The 2020 shortfall of truck drivers during the COVID-19 pandemic has centered on an ongoing industry discussion of how to find, hire, and keep drivers. “Pay can fix the short-term problem, but long-term we have to change the job,” Shelley Simpson, Executive Vice President, Chief Commercial Officer, and President of highway services at J.B. Hunt Transport Services, said at the virtual JOC Inland Distribution Conference in November 2020. “We need better visibility; we need a connected network,” she said. “That’s not a Star Wars idea.”
The Massachusetts Institute of Technology (MIT) Freight Lab has conducted research showing that truck drivers on average spend only about 6.5 hours a day driving out of 11 available hours. Time spent driving, rather than waiting at a dock, means increased truck capacity, David Correll, MIT research scientist and co-director of the Freight Lab, said. Correll is excited by what happens “if we turn the dials on the appointment windows”— i.e., allowing drivers to arrive earlier or later and speeding the loading and unloading of trailers. Discussing the Freight Lab’s recent work with a company shipping to retail stores, he said that by using flexible appointment windows, those receiving locations “that were getting trucks through in one to two hours got themselves to less than an hour.” He said the data suggests weekend management is a strong solution, with facilities staying open on weekends and spreading out staffing to facilitate truck moves.

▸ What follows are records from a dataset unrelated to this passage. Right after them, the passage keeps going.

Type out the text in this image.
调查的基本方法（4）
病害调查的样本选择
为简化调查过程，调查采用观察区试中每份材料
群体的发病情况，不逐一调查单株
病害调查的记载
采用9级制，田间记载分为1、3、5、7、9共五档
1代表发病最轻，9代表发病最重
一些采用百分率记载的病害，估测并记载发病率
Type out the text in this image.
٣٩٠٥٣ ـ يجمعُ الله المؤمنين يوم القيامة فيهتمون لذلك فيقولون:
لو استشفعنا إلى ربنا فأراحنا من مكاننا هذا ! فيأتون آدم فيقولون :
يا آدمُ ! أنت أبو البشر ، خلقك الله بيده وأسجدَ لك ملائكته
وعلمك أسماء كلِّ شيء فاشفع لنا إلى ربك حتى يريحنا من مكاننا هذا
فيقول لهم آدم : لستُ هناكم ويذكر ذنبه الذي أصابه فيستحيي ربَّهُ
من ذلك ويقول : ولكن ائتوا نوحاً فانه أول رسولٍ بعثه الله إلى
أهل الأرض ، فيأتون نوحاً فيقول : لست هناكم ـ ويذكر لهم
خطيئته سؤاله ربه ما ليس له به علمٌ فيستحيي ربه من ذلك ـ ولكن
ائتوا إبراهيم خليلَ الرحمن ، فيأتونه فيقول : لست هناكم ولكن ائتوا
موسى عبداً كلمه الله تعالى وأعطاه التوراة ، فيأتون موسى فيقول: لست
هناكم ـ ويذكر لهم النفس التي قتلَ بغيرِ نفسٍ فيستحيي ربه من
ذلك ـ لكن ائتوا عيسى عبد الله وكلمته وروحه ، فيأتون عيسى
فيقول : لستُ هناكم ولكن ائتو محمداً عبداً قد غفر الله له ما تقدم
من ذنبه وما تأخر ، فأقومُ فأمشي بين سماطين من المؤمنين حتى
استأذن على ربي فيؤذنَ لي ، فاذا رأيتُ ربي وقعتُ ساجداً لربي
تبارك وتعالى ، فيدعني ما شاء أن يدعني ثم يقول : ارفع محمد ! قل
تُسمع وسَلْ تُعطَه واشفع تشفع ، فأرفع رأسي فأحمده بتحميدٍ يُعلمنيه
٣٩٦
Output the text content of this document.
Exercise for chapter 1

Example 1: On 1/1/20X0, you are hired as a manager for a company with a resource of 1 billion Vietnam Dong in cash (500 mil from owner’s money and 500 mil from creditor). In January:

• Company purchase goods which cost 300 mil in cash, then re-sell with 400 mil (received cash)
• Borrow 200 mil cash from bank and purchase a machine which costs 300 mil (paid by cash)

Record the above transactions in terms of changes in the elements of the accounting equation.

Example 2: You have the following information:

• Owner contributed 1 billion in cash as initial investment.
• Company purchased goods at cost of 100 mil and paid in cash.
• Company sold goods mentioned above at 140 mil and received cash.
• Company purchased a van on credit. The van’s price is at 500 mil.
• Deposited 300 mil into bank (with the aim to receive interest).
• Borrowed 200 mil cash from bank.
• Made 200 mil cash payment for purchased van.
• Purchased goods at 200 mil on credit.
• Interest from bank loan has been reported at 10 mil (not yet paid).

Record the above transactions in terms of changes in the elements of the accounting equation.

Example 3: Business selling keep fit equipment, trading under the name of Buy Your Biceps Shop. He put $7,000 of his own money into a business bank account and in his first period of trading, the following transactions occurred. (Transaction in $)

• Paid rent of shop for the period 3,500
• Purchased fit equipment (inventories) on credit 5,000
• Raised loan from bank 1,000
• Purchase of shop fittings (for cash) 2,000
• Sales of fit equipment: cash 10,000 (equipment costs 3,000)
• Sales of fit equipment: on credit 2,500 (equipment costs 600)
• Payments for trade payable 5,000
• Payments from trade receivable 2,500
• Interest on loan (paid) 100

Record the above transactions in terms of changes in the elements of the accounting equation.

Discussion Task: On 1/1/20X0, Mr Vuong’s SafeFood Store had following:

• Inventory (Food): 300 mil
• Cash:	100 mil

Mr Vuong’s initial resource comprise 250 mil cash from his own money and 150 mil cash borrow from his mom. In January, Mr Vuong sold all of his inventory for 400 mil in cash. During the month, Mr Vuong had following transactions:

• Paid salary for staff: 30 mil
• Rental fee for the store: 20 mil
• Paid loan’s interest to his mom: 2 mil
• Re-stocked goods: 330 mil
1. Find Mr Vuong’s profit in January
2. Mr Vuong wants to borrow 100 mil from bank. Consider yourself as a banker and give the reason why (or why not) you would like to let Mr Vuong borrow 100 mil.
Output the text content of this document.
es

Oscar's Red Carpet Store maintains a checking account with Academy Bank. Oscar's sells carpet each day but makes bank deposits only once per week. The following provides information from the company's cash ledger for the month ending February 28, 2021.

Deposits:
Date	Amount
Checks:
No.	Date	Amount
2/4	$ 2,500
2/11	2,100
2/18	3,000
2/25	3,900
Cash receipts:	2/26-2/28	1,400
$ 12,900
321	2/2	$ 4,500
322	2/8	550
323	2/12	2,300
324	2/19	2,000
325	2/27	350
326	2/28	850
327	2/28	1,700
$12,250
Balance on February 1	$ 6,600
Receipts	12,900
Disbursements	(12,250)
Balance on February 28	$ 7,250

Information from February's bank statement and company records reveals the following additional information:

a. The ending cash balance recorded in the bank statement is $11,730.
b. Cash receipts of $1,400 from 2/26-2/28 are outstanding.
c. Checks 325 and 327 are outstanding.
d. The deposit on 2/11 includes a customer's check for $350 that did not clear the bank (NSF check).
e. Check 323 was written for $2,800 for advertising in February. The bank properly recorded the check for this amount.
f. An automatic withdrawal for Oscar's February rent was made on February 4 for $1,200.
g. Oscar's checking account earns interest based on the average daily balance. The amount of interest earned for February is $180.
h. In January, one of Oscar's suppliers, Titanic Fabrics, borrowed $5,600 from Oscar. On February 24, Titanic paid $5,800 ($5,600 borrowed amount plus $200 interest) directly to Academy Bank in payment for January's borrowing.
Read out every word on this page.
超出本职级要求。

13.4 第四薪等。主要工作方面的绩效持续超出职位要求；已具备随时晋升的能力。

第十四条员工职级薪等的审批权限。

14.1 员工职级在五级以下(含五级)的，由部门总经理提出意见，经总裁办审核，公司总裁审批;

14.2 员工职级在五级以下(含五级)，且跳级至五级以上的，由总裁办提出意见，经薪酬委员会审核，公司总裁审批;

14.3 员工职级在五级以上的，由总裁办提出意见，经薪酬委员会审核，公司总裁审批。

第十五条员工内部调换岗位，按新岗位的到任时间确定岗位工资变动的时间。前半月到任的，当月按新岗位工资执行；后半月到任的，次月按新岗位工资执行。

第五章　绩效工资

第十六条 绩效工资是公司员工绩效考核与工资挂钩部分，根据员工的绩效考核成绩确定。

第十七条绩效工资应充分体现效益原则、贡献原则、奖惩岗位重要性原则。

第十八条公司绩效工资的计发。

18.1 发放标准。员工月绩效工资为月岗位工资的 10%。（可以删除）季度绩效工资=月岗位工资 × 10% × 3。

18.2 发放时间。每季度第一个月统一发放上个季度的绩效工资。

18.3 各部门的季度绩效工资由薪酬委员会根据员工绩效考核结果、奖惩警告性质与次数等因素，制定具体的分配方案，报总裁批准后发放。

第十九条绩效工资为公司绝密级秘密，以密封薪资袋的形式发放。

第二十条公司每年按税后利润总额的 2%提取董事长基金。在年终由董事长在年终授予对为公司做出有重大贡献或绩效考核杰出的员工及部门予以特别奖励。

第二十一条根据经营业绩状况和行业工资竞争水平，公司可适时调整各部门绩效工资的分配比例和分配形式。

Shippers who spoke during the JOC Inland Distribution event recognized the importance of loading and unloading more quickly. “I don’t think we spend enough time as shippers thinking about the driver in that truck,” said Laura Eory, Senior Manager of Transportation at manufacturer GAF. “We should do anything we can in the next year, especially as we continue to deal with COVID, to put ourselves in that driver’s seat and think about what we would want shippers to do to make it easier to deliver.”